On 21 October 2020, the Information Commissioner’s Office (ICO) released its updated guidance on the data subject right of access under Article 15 of the EU General Data Protection Regulation.
The ICO encourages organisations to be prepared and take a proactive approach with Subject Access Requests (SARs), regardless of whether or not they receive SARs on a regular basis. This not only helps them to respond to requests effectively and in a timely manner, but also increases levels of confidence in an organisation’s ability to deal with them and increases the transparency of what they do with individuals’ data.
What preparatory steps can you take?
The ICO states that the preparatory steps an organisation should take, will depend on a number of factors, including (1) the type of personal data they processes, (2) the number of requests they receive, and (3) their size and resources. Depending on these factors, examples of some preparatory steps include; (1) offer training to staff members to help recognise a SAR and provide further training to those who will be dealing with them, (2) produce a standard checklist to ensure a consistent approach to all SARs is adopted, and (3) maintain a log of all SARs received and update it to monitor progress. The log may include copies of information supplied in response to a specific SAR, together with copies of any material withheld and why.
Can you refuse to comply with a SAR?
Yes, you can refuse to comply with a SAR in whole or in part if an exemption applies, or, if it is) “manifestly unfounded” or “manifestly excessive”.
The ICO’s update provides further clarity into what a manifestly excessive SAR might look like. The ICO state that in order for the SAR to be manifestly excessive, an organisation should consider whether “it is clearly or obviously unreasonable”. This should be based on whether the request is “proportionate when balanced with the burden or costs involved in dealing with the request”.
It is important to note that a SAR is not necessarily excessive just because the individual requests a large amount of information. Instead, a recipient of a request should take into account: (1) the nature of the requested information, (2) the context of the request, and the relationship between them and the individual, (3) whether a refusal to provide the information or even acknowledge if they hold it may cause substantive damage to the individual, (4) their available resources, (5) whether the request largely repeats previous requests and a reasonable interval hasn’t elapsed, or (6) whether it overlaps with other requests (although if it relates to a completely separate set of information it is unlikely to be excessive).

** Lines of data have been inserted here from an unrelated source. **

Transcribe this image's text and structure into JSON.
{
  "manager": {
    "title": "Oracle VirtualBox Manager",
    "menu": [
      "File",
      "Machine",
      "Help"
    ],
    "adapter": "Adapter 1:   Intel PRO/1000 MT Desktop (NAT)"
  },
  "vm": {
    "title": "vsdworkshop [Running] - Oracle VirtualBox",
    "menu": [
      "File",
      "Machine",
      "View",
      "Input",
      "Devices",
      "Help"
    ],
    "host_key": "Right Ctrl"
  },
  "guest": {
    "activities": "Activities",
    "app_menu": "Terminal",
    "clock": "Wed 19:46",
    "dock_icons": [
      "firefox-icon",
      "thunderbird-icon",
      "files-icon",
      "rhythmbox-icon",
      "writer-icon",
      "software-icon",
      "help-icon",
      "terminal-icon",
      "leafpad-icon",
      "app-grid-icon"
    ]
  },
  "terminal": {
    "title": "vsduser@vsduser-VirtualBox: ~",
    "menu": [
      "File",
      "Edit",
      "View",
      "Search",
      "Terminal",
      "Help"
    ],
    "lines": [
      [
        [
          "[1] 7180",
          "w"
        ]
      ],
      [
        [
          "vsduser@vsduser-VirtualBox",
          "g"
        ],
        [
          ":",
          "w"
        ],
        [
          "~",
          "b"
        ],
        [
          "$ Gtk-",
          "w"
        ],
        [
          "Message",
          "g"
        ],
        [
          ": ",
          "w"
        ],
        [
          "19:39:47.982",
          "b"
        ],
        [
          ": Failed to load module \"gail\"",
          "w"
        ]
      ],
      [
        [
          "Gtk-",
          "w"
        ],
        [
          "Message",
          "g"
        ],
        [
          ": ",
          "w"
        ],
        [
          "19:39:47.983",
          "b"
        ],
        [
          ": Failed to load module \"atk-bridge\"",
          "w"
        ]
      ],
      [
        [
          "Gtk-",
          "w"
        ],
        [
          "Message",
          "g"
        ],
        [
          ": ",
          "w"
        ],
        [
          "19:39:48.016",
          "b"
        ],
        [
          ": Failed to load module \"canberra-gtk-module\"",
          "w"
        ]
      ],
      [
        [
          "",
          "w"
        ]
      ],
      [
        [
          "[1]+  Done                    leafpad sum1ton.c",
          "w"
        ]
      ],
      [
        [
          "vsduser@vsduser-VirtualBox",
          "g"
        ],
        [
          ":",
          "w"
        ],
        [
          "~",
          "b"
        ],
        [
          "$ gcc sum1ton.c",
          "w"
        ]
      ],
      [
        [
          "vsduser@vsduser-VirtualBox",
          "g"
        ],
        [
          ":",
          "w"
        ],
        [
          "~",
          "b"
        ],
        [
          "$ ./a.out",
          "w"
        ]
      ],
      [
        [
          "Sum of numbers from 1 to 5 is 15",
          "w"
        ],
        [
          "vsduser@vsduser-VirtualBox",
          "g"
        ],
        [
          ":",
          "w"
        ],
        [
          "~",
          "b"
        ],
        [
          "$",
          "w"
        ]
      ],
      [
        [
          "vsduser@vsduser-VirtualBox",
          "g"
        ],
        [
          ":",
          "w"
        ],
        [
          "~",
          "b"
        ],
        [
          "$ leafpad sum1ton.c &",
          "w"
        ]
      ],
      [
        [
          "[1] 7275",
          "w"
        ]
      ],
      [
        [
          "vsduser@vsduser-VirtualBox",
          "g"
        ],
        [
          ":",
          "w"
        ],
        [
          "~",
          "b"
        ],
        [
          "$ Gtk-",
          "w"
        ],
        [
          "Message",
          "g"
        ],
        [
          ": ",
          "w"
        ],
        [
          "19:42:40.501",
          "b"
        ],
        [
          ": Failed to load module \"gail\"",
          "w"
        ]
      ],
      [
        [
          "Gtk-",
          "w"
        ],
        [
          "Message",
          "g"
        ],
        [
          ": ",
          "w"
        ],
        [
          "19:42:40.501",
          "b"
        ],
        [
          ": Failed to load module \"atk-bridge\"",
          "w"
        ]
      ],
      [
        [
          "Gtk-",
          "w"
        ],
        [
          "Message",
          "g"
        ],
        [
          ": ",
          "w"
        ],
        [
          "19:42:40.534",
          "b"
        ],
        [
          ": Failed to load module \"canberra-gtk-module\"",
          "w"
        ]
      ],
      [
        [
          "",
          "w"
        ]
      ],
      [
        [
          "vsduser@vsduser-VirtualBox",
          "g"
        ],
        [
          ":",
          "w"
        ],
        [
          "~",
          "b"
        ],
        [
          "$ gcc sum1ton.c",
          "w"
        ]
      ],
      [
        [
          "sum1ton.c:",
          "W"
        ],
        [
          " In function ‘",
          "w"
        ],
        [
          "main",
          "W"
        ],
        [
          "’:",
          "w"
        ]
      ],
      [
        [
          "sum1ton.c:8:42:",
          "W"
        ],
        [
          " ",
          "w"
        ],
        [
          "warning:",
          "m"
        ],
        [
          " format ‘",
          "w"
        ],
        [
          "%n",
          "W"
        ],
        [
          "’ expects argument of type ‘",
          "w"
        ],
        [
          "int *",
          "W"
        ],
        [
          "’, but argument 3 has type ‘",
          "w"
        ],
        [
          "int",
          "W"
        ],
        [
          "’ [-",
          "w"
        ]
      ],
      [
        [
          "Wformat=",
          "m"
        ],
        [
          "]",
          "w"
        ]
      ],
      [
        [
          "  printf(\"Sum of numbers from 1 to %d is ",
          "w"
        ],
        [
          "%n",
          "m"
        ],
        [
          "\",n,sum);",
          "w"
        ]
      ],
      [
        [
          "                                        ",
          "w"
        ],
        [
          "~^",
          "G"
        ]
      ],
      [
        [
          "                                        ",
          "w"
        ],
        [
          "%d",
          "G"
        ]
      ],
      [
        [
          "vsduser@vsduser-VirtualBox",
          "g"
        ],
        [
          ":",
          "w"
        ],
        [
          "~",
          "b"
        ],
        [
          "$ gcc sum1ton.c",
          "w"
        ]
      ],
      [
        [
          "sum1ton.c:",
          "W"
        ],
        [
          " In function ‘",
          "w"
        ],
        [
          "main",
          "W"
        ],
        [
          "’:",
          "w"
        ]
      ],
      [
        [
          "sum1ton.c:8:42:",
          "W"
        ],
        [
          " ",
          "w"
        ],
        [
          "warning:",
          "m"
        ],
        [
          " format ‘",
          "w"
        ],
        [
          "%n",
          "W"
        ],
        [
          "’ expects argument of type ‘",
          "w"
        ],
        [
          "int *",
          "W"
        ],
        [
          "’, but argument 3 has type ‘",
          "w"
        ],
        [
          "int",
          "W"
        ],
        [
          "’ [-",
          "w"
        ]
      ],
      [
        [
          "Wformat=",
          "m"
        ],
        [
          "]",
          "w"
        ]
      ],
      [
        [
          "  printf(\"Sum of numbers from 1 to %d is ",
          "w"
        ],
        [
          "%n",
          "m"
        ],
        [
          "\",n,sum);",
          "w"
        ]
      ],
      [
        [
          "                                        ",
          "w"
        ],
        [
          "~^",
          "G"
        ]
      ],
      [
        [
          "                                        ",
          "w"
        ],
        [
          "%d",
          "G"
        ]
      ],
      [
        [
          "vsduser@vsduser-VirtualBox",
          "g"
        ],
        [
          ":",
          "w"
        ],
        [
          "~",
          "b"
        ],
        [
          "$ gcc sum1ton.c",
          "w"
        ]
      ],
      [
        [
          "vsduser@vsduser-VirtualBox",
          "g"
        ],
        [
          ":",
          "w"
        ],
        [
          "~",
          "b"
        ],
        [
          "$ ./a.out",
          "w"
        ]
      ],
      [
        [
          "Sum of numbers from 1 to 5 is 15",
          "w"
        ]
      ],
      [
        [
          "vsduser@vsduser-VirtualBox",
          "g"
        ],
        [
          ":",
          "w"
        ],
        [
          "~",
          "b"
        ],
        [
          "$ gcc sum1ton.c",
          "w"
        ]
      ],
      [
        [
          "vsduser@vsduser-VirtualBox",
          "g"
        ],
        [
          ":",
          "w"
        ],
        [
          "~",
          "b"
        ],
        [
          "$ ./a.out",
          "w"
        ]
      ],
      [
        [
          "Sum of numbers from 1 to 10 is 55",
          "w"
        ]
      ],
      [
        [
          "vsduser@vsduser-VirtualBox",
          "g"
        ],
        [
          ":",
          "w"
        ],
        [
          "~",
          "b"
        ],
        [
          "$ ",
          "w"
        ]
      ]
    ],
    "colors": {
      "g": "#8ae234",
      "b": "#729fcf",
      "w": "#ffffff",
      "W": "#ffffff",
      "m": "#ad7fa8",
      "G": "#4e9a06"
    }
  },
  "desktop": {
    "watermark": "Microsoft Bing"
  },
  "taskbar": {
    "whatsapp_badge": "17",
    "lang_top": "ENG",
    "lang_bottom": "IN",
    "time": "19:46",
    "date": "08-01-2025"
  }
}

A request may be manifestly unfounded if the individual demonstrates no clear intention to access the information or is malicious in intent and is using the request to harass an organisation with no real purposes other than to cause disruption. The ICO offers guidance on what factors may indicate malicious intent, which include: (1) explicitly stating that the SAR is to cause disruption, (2) SAR includes unsubstantiated accusations against the organisation or specific employees, (3) individual is targeting a particular employee against whom they have some personal grudge, or (4) individual sends frequent requests as part of a campaign with the intention of causing disruption, e.g. once a week.
Can you charge a fee to deal with the SAR?
In most cases, you cannot charge a fee to deal with a SAR.
However, the ICO has provided clarification on charging a fee where it is manifestly unfounded or excessive or where an individual requests further copies of their data following a request.
When determining a “reasonable fee”, an organisation can take into account the administrative costs of: (1) assessing whether or not they are processing the information, (2) locating, retrieving and extracting the information, (3) providing a copy of the information and (4) communicating the response to the individual, including contacting the individual to inform them that the recipient holds the requested information (even if they are not providing the information)..
The ICO state that a reasonable fee may include the costs of: photocopying, printing, postage, equipment, supplies and staff time. The ICO recommends that where an organisation is going to charge a fee, it should have an unbiased criteria for charging fees in place and make this available to the individual making the request (it is not a requirement to publish this online). If an organisation chooses to charge a fee, they do not need to comply with the request until they have received the fee.
Can you pause the 30 day time to respond if we require clarification on the SAR?
Prior to the ICO’s update, the time limit for responding to a SAR was not paused where a recipient required clarification from the individual submitting the request. However, this position has now changed. Now, in certain circumstances, an organisation may ask the requestor to specify the information their request relates to before responding to the request, known as “stopping the clock”. Once a request for clarification has been submitted, the one month deadline for responding is paused until the individual replies with their clarification.
You can only do this if clarification is genuinely required in order to respond to the SAR and if you process a large volume of information about that employee. The ICO do not define what a “large amount of information” is, however, they suggest that this will depend on a recipient’s size and resources, and their ability to locate and retrieve the requested information by conducting a “reasonable search.”
The ICO state that in cases where clarification is requested, but no response is received, you should wait for a reasonable period of time (one month) before considering the request ‘closed’.